Tomcat has been installed as a service and is bound to port 80. The server.xml file has had address="" added to the connector, and the Windows Firewall is open for all Port 80 requests.

My application needs to send e-mail alerts to users. Direct delivery via a locally hosted SMTP service (Apache James) has been unreliable. To ensure delivery of these e-mails, I have chosen to relay my emails via our main e-mail service, Microsoft's online Office365 service. To relay via this service, TLS encryption and other security measures are necessary. As you might imagine, Microsoft's SMTP service plays well but I have had difficulties getting any other Windows or Java-based services to relay correctly. To enable e-mail delivery, I installed the built-in Windows Server SMTP service.

This configuration has been working nicely, until the latest round of Windows Updates were installed last night. Now, I can not access my Tomcat server, and all requests on Port 80 are unsuccessful. The Tomcat logs are showing:

SEVERE: Error initializing endpoint
java.lang.Exception: Socket bind failed: [730013] An attempt was made to access a socket in a way forbidden by its access permissions.
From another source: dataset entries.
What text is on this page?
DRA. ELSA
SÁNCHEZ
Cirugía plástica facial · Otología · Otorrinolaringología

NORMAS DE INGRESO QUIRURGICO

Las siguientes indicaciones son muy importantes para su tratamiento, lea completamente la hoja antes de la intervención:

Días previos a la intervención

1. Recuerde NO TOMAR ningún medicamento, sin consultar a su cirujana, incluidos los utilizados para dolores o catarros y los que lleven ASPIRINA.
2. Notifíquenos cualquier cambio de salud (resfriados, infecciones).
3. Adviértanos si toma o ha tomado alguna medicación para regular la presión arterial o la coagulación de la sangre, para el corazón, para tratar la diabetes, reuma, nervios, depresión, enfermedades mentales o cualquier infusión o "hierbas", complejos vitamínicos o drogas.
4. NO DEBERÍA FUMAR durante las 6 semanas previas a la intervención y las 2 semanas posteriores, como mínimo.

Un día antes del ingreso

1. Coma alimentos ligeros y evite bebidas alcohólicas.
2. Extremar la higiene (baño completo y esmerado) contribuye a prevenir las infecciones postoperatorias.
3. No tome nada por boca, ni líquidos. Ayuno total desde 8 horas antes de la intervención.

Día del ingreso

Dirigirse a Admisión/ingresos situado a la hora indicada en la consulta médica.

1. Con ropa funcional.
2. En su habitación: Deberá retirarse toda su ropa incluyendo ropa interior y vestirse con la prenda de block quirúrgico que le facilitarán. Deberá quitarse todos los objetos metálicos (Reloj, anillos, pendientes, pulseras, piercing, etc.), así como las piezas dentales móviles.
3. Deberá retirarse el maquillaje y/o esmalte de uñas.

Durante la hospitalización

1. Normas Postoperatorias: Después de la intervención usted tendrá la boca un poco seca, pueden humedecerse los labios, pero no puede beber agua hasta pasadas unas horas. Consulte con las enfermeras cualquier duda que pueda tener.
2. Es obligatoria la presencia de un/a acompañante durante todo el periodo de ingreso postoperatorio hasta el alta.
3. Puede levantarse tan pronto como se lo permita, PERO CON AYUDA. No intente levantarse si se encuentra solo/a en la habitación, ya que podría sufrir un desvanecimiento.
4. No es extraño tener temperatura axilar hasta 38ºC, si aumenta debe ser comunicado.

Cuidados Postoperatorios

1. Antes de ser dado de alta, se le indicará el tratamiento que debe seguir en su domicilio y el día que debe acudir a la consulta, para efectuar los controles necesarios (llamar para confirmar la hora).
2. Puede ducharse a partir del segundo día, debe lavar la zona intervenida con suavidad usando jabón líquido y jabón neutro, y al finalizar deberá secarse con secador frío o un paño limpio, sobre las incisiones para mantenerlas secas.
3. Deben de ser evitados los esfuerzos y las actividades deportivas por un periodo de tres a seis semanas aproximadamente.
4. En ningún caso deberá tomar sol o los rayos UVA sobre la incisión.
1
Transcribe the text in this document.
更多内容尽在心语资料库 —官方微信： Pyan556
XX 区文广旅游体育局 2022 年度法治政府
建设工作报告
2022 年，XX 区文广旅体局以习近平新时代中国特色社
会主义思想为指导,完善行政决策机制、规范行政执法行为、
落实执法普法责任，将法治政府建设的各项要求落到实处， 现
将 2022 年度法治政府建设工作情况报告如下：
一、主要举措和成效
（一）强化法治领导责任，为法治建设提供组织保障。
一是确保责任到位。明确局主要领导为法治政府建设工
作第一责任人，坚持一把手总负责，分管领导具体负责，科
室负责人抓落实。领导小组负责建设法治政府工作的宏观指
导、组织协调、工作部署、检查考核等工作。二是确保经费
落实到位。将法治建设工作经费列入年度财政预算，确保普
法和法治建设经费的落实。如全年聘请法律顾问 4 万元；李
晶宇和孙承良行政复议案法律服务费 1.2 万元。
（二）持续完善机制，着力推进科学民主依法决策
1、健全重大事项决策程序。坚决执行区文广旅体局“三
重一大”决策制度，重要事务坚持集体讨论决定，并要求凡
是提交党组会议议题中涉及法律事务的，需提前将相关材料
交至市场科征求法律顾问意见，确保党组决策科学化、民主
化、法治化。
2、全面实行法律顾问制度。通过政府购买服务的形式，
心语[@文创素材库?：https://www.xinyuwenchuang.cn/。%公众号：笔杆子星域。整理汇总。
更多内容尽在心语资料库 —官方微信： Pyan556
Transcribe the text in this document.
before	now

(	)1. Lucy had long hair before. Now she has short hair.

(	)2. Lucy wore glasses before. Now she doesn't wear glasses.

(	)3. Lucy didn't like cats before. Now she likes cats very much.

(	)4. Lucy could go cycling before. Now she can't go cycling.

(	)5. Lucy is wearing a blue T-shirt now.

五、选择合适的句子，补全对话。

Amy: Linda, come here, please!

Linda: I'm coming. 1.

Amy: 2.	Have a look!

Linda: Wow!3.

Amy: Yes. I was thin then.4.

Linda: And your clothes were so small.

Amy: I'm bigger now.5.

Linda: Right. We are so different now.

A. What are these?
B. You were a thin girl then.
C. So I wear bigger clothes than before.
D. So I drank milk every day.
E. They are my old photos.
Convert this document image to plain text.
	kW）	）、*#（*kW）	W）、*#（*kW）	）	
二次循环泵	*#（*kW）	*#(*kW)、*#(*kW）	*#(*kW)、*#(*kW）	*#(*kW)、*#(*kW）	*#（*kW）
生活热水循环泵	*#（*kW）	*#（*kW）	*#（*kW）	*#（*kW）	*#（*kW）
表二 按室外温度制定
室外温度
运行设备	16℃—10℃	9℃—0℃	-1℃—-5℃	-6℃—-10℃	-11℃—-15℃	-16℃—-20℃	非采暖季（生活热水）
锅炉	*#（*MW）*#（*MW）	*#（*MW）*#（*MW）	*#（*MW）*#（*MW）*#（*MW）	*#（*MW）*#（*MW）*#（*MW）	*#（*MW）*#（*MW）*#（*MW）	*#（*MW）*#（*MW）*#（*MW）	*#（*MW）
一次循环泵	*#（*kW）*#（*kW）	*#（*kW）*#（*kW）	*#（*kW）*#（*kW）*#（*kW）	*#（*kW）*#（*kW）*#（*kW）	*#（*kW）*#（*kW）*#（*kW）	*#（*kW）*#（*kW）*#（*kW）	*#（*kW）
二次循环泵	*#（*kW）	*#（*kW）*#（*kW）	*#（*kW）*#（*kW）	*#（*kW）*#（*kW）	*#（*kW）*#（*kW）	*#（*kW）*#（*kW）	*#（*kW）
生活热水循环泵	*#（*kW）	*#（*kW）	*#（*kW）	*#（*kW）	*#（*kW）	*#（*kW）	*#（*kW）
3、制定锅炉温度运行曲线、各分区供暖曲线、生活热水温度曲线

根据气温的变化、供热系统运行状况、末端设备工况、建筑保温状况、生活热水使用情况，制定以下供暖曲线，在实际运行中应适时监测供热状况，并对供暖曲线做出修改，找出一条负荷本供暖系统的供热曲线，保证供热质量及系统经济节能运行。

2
My Googling has resulted in a number of links, suggesting the IIS Socket Pooling is to blame.

I have tried to reserve Port 80 for tomcat using netsh http add iplisten and this allows Tomcat to start, and bind locally. I can now see my Tomcat site using http://localhost/ or on the local machine. However, access via or via any network connection still fails.

I cannot find any documentation on how to disable IIS socket pooling completely on Windows Server 2012 (all links refer to older versions and scripts that seem to have been removed/superseeded in the current server version.

UPDATE: It appears that installing the (no depreciated) Windows SMTP service, also installs and automatically runs IIS. The installation process only shows the management tools - but when you check the IIS management consoles, there's the default website, hogging Port 80 all for itself. And of course it takes control before any 3rd party web servers are started. Sigh. Changing the IIS site to a different port or stopping it altogether seems to allow Tomcat to work again.